Conditions that cause the liver to become dysfunctional include:
· Viral hepatitis.
· Liver cirrhosis as a complication of excessive alcohol intake or viral hepatitis.
· Gilbert syndrome.
· Dubin-Johnson syndrome.
Diseases of the gallbladder and bile ducts
Diseases or conditions that affect the gallbladder and bile ducts of the biliary system may cause a decreased flow of bile (cholestasis) due to obstruction in these mentioned organs. The result is that bile cannot flow from the liver which results in increased bilirubin flowing back into the blood causing the level of the by-product to increase in the bloodstream.2
Conditions that can affect the gallbladder and bile ducts include:
· Gallstones partially or completely obstructing the ducts.
· Internal blockage of the ducts due to bile duct tumors, or external compression of the ducts by conditions such as tumors of the gallbladder, liver, or pancreas.
Certain medications can elevate bilirubin levels by reducing the absorption of bilirubin by the liver to convert it to bile. Examples of medications that can cause this include:
· Probenecid used to manage gout.
· Rifampin used to treat tuberculosis.
Cholestasis can be caused by medications such as:
· Anabolic steroids.
· Hormone replacement therapy such as those used to manage menopausal symptoms.
Certain medications can affect the function of the liver. One of the most important medications that can be toxic to the liver is taken in excessive amounts is acetaminophen/paracetamol.
Affected individuals may experience symptoms and signs such as:
· Yellow discoloration of the white of the eyes and/or skin. This is called jaundice.
· Itching of the skin due to excess bilirubin in the bloodstream.
Symptoms and signs which may indicate the involvement of the liver, gallbladder, and or bile ducts can include:
· Upper right-sided abdominal pain.
· Sudden abdominal enlargement.
· Nausea and vomiting.
· Changes in bowel habits.
· Dark-colored urine and pale stools.
Blood-related disorders that may result in hemolytic anemia can cause issues such as:
· Unexpected weight loss.
· Unexplained fevers of swollen glands.
· Anemia causing paleness of the skin, fatigue, dizziness, heart palpitations, and shortness of breath.
Individuals who notice yellow discoloration of their skin or white of their eyes should consult with their primary care doctors to rule out the possibility of jaundice.
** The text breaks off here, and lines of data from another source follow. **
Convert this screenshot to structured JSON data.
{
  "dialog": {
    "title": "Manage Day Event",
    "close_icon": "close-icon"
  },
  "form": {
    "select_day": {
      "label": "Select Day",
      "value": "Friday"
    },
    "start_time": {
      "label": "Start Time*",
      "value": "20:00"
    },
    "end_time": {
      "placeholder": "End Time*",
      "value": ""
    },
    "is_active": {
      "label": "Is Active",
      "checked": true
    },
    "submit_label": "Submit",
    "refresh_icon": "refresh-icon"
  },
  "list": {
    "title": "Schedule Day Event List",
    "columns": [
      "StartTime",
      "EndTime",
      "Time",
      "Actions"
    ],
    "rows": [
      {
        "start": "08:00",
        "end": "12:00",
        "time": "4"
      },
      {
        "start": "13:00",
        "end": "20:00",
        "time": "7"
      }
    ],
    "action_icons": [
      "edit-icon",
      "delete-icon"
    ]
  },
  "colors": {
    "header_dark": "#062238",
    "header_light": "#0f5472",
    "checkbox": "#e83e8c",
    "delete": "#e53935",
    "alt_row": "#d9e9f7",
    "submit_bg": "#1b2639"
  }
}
This can be done by performing a blood test to check the bilirubin levels in the bloodstream and if they are elevated, the affected individual will be assessed and investigated further to determine the cause of the problem.
Once the diagnosis is confirmed, the patient will be managed accordingly.
1. Nouraie M, Lee JS, Zhang Y, et al. The relationship between the severity of hemolysis, clinical manifestations and risk of death in 415 patients with sickle cell anemia in the US and Europe. Haematologica. 2013;98(3):464-472. doi:10.3324/haematol.2012.068965.
2. Beckingham IJ, Ryder SD. Investigation of liver and biliary disease. BMJ : British Medical Journal. 2001;322(7277):33-36.